The previously created TFRecords are copied into a separate folder:
mkdir cased_tfrecords uncased_tfrecords
mv cased_shards/*.tfrecord cased_tfrecords
mv uncased_shards/*.tfrecord uncased_tfrecords
Then this folder can be uploaded to a Google Storage Bucket using the gsutil
command:
gsutil -m -o GSUtil:parallel_composite_upload_threshold=150M cp -r cased_tfrecords gs://trbert
gsutil -m -o GSUtil:parallel_composite_upload_threshold=150M cp -r uncased_tfrecords gs://trbert
Notice: You must create a Google Storage Bucket first. Please also make
sure that the service user (e.g. service-<id>@cloud-tpu.iam.gserviceaccount.com
)
has "Storage Administrator" permissions in order to write files to the bucket.

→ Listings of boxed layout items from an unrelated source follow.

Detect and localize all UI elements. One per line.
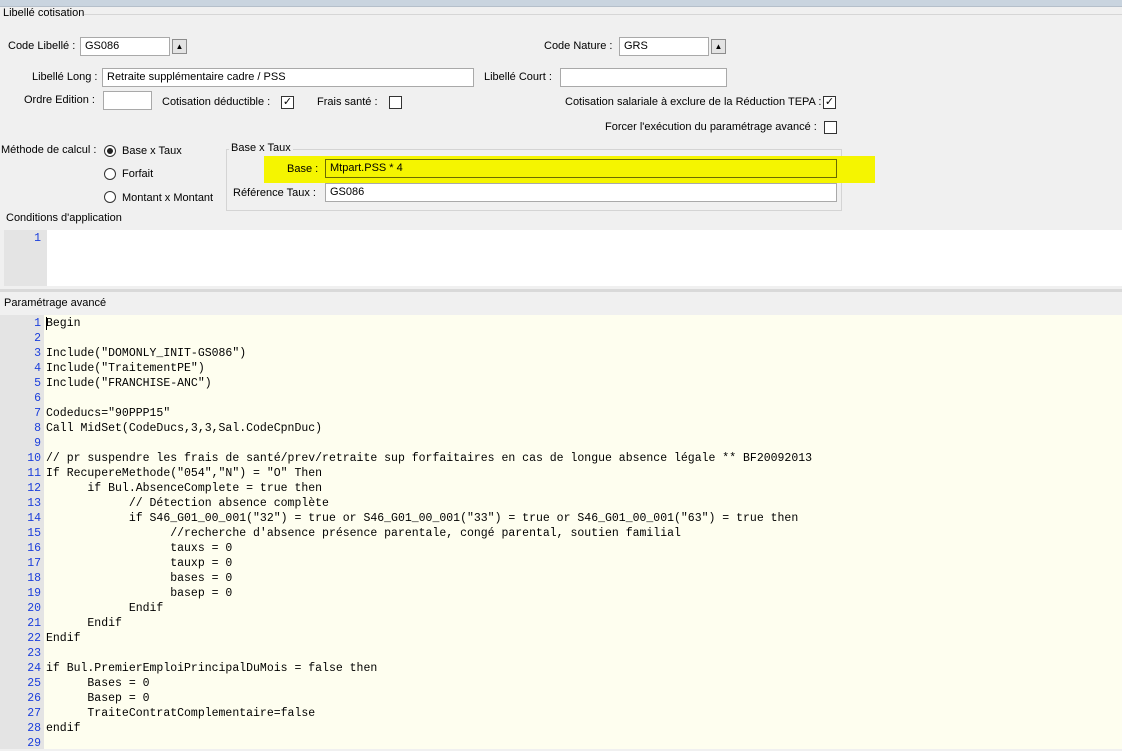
avance-title: Paramétrage avancé xyxy=(4,297,107,309)
line-number: 6 xyxy=(34,392,41,405)
line-number: 12 xyxy=(27,482,41,495)
radio-base-taux[interactable] xyxy=(104,145,116,157)
line-number: 1 xyxy=(34,317,41,330)
line-number: 23 xyxy=(27,647,41,660)
code-nature-lookup-button[interactable]: ▲ xyxy=(711,39,726,54)
ordre-edition-input[interactable] xyxy=(103,91,152,110)
line-number: 25 xyxy=(27,677,41,690)
code-line: Include("DOMONLY_INIT-GS086") xyxy=(46,347,247,360)
reference-taux-label: Référence Taux : xyxy=(233,187,316,199)
arrow-up-icon: ▲ xyxy=(714,42,723,51)
code-line: tauxs = 0 xyxy=(46,542,233,555)
code-line: if S46_G01_00_001("32") = true or S46_G0… xyxy=(46,512,799,525)
code-line: // pr suspendre les frais de santé/prev/… xyxy=(46,452,813,465)
code-line: Codeducs="90PPP15" xyxy=(46,407,171,420)
code-line: Endif xyxy=(46,602,164,615)
libelle-long-label: Libellé Long : xyxy=(32,71,98,83)
radio-montant-montant-label: Montant x Montant xyxy=(122,192,214,204)
forcer-label: Forcer l'exécution du paramétrage avancé… xyxy=(605,121,817,133)
tepa-checkbox[interactable]: ✓ xyxy=(823,96,836,109)
line-number: 5 xyxy=(34,377,41,390)
libelle-court-input[interactable] xyxy=(560,68,727,87)
line-number: 24 xyxy=(27,662,41,675)
code-libelle-label: Code Libellé : xyxy=(8,40,76,52)
ordre-edition-label: Ordre Edition : xyxy=(24,94,95,106)
line-number: 1 xyxy=(34,232,41,245)
line-number: 19 xyxy=(27,587,41,600)
line-number: 8 xyxy=(34,422,41,435)
code-line: Bases = 0 xyxy=(46,677,150,690)
code-line: if Bul.AbsenceComplete = true then xyxy=(46,482,323,495)
libelle-long-input[interactable]: Retraite supplémentaire cadre / PSS xyxy=(102,68,474,87)
code-line: //recherche d'absence présence parentale… xyxy=(46,527,681,540)
line-number: 21 xyxy=(27,617,41,630)
radio-forfait[interactable] xyxy=(104,168,116,180)
line-number: 11 xyxy=(27,467,41,480)
conditions-title: Conditions d'application xyxy=(6,212,122,224)
line-number: 3 xyxy=(34,347,41,360)
code-line: Include("TraitementPE") xyxy=(46,362,205,375)
code-libelle-input[interactable]: GS086 xyxy=(80,37,170,56)
line-number: 16 xyxy=(27,542,41,555)
cotisation-deductible-label: Cotisation déductible : xyxy=(162,96,271,108)
line-number: 27 xyxy=(27,707,41,720)
methode-label: Méthode de calcul : xyxy=(1,144,97,156)
reference-taux-input[interactable]: GS086 xyxy=(325,183,837,202)
checkmark-icon: ✓ xyxy=(282,96,293,108)
line-number: 20 xyxy=(27,602,41,615)
cotisation-deductible-checkbox[interactable]: ✓ xyxy=(281,96,294,109)
line-number: 15 xyxy=(27,527,41,540)
radio-base-taux-label: Base x Taux xyxy=(122,145,182,157)
code-line: If RecupereMethode("054","N") = "O" Then xyxy=(46,467,323,480)
line-number: 26 xyxy=(27,692,41,705)
radio-forfait-label: Forfait xyxy=(122,168,154,180)
arrow-up-icon: ▲ xyxy=(175,42,184,51)
base-taux-legend: Base x Taux xyxy=(229,142,293,154)
conditions-editor[interactable] xyxy=(4,230,1122,286)
code-line: endif xyxy=(46,722,81,735)
text-cursor xyxy=(46,317,47,330)
code-line: Basep = 0 xyxy=(46,692,150,705)
frais-sante-label: Frais santé : xyxy=(317,96,378,108)
base-label: Base : xyxy=(287,163,319,175)
line-number: 10 xyxy=(27,452,41,465)
code-line: basep = 0 xyxy=(46,587,233,600)
line-number: 4 xyxy=(34,362,41,375)
checkmark-icon: ✓ xyxy=(824,96,835,108)
base-input[interactable]: Mtpart.PSS * 4 xyxy=(325,159,837,178)
section-divider xyxy=(84,14,1122,15)
code-area: 1 Begin 2 3 Include("DOMONLY_INIT-GS086") 4 In… xyxy=(0,315,1122,750)
tepa-label: Cotisation salariale à exclure de la Réd… xyxy=(565,96,822,108)
code-line: Endif xyxy=(46,632,81,645)
code-nature-input[interactable]: GRS xyxy=(619,37,709,56)
code-libelle-lookup-button[interactable]: ▲ xyxy=(172,39,187,54)
radio-montant-montant[interactable] xyxy=(104,191,116,203)
line-number: 17 xyxy=(27,557,41,570)
window-top-strip xyxy=(0,0,1122,7)
libelle-court-label: Libellé Court : xyxy=(484,71,552,83)
line-number: 22 xyxy=(27,632,41,645)
code-line: if Bul.PremierEmploiPrincipalDuMois = fa… xyxy=(46,662,378,675)
line-number: 18 xyxy=(27,572,41,585)
code-line: Include("FRANCHISE-ANC") xyxy=(46,377,212,390)
frais-sante-checkbox[interactable] xyxy=(389,96,402,109)
section-title-libelle: Libellé cotisation xyxy=(3,7,85,19)
line-number: 13 xyxy=(27,497,41,510)
code-line: Begin xyxy=(46,317,81,330)
code-line: Call MidSet(CodeDucs,3,3,Sal.CodeCpnDuc) xyxy=(46,422,323,435)
forcer-checkbox[interactable] xyxy=(824,121,837,134)
code-line: bases = 0 xyxy=(46,572,233,585)
code-line: // Détection absence complète xyxy=(46,497,329,510)
code-line: tauxp = 0 xyxy=(46,557,233,570)
code-line: Endif xyxy=(46,617,122,630)
line-number: 2 xyxy=(34,332,41,345)
splitter[interactable] xyxy=(0,289,1122,292)
code-nature-label: Code Nature : xyxy=(544,40,613,52)
line-number: 7 xyxy=(34,407,41,420)
line-number: 14 xyxy=(27,512,41,525)
line-number: 9 xyxy=(34,437,41,450)
code-line: TraiteContratComplementaire=false xyxy=(46,707,316,720)
line-number: 28 xyxy=(27,722,41,735)
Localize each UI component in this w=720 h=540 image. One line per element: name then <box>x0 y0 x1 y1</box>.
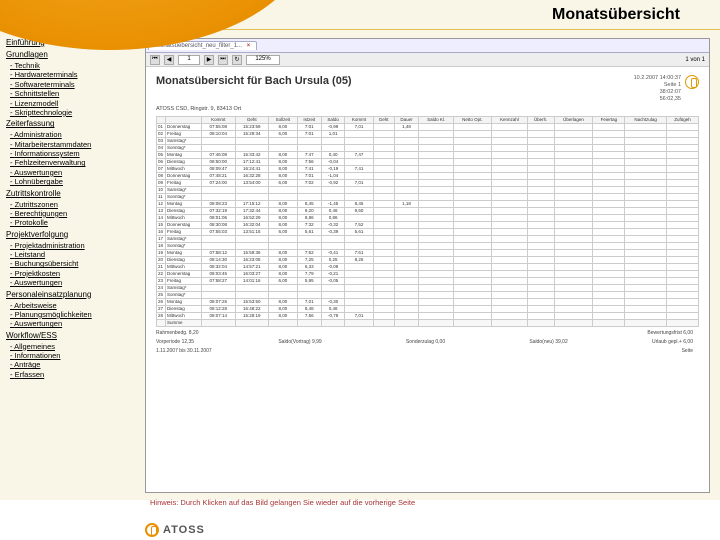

We use a v3-8 TPU from the Google's TensorFlow Research Cloud (TFRC). A TPU instance can be created with:
gcloud compute tpus create bert --zone=<zone> --accelerator-type=v3-8 \
--network=default --range=192.168.1.0/29 --version=1.15
Another TPU is created for the training the uncased model:
gcloud compute tpus create bert-2 --zone=<zone> --accelerator-type=v3-8 \
--network=default --range=192.168.2.0/29 --version=1.15
Please make sure, that you've set the correct --zone
to avoid extra costs.
The following command is used to create a Google Cloud VM:
gcloud compute instances create bert --zone=<zone> --machine-type=n1-standard-2 \
--image-project=ml-images --image-family=tf-1-15 --scopes=cloud-platform
Just ssh into the previously created VM and open a tmux
session:
gcloud compute ssh bert
# First login: takes a bit of time...
tmux
Clone the BERT repository (first time) and go to the BERT repo:
git clone https://github.com/google-research/bert.git
cd bert
The pretraining scripts needs a json-based configuration file with the correct vocab size. We just use the original BERT base configuration file from the Transformers library and adjusted the vocab size (32000 in our case):
{
"attention_probs_dropout_prob": 0.1,
"hidden_act": "gelu",
"hidden_dropout_prob": 0.1,
"hidden_size": 768,
"initializer_range": 0.02,
"intermediate_size": 3072,
"max_position_embeddings": 512,
"num_attention_heads": 12,
"num_hidden_layers": 12,
"type_vocab_size": 2,
"vocab_size": 32000
}
Store this configuration file to config.json
in the bert
repo folder.
Then the pretraining command can be run to train a BERT model from scratch:
python3 run_pretraining.py --input_file=gs://trbert/cased_tfrecords/*.tfrecord \
--output_dir=gs://trbert/bert-base-turkish-cased --bert_config_file=config.json \
--max_seq_length=512 --max_predictions_per_seq=75 --do_train=True \
--train_batch_size=128 --num_train_steps=3000000 --learning_rate=1e-4 \
--save_checkpoints_steps=100000 --keep_checkpoint_max=20 --use_tpu=True \
--tpu_name=bert --num_tpu_cores=8
To train the uncased model, just create a new tmux session window and run the pretraining command for the uncased model:
python3 run_pretraining.py --input_file=gs://trbert/uncased_tfrecords/*.tfrecord \
--output_dir=gs://trbert/bert-base-turkish-uncased --bert_config_file=config.json \
--max_seq_length=512 --max_predictions_per_seq=75 --do_train=True \
--train_batch_size=128 --num_train_steps=3000000 --learning_rate=1e-4 \
--save_checkpoints_steps=100000 --keep_checkpoint_max=20 --use_tpu=True \
--tpu_name=bert-2 --num_tpu_cores=8
This will train cased and uncased models for 3M steps. Checkpoints are saved after 100k steps. The last 20 checkpoints will be kept.
Notice: Due to a training command mistake, the uncased model was only trained for 2M steps.
Both cased and uncased models with a vocab size of 128k were trained for 2M steps.